Randy: Look again. It USED to be the Government Accounting Office. It is now the Government Accountability Office. I did a double take first time I heard it referred to this way, but you will see the name changed. They are non-partisan. I've served on GAO panels and they are like NRC/NAS panels. There is plenty of room and time for review and response by those mentioned. They do not always come up with what the sponsors want and sponsors have no control over it. Yo hear about the more controversial reports but they do many you don't hear about.

Got me on this on this one Revere. Spent quite a bit of time in the new mission statement last night. Still gives the majority on both sides of Congress the ability to spill the reports in their favor.

OMB is really an Administration counter to this. So do we have a shadow government in the US? Well we certainly have redundancy if we dont.

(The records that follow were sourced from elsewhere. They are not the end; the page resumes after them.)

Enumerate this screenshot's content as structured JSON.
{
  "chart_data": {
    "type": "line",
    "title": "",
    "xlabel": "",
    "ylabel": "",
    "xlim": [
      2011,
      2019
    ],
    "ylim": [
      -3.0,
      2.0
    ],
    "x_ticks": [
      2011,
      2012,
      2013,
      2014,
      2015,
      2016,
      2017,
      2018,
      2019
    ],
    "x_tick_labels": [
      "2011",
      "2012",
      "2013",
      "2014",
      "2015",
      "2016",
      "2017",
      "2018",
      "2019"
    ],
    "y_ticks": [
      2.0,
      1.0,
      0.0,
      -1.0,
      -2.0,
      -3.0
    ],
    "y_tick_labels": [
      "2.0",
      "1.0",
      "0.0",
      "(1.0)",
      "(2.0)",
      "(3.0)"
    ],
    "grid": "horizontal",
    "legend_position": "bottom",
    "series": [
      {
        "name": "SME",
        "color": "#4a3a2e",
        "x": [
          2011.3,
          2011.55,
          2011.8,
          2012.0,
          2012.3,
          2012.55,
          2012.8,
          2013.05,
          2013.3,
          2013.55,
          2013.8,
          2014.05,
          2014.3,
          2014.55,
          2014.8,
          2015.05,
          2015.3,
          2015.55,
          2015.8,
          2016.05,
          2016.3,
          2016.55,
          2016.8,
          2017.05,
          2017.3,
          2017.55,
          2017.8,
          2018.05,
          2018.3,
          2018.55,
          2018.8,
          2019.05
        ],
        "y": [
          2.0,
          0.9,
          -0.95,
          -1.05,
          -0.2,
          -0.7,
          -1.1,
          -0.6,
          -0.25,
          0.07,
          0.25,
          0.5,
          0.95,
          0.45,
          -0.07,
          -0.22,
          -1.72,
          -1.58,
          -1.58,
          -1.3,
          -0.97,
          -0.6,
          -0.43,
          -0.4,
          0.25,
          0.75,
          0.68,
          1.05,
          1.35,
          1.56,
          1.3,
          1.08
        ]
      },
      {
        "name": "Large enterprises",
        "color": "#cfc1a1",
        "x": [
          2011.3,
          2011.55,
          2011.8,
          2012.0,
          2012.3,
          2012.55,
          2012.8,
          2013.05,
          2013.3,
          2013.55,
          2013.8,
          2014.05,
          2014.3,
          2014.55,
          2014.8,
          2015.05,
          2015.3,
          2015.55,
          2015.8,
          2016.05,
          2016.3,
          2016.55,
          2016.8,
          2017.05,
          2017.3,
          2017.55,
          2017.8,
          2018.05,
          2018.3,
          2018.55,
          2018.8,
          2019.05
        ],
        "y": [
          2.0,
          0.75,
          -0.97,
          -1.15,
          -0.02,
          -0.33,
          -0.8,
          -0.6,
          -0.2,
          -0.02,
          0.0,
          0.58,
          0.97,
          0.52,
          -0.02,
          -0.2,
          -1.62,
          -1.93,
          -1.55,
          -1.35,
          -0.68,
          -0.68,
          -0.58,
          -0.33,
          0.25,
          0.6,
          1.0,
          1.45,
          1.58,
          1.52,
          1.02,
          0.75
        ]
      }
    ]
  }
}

Lots of sweeping new powers under that Accountability name.

http://www.gao.gov/about/namechange.html

By M. Randolph Kruger (not verified) on 20 Feb 2007 #permalink

The issue is not so much privacy in itself (always a bug bear and scary topic for anglo-saxons) but in fixing limits to transparency and regulating information use. This can be accomplished at least hypothetically - but like all things, it takes awareness and political will, and a society that is at least partly based on trust, and willing/capable of reacting when that trust is violated.

People who live in more collectivist societies generally have no objection to their basic data being used for legitimate purposes (eg. medical studies, demographics, etc.) or the ordinary commercial purposes (special personal offers from the supermarket) and even consider that the basics must be public, for the good of all (eg. official address for everyone so that debt collection can proceed, etc.; number of cancer patients around the nukulear plant, etc. ) In Switz. for example, access to medical information (which is taboo...but obviously can be 'hacked') is not considered problematic by the public, as laws stop insurers from refusing clients, and employers either need show no concern (an AIDS patient who does his job can be kept on, if not he is fired). It is not that simple, of course, and the potentialities for many abuses exist; the idea of eliminating them all is in any case irrealistic and shouldn't be considered. A rough, consensual framework, that is the thing.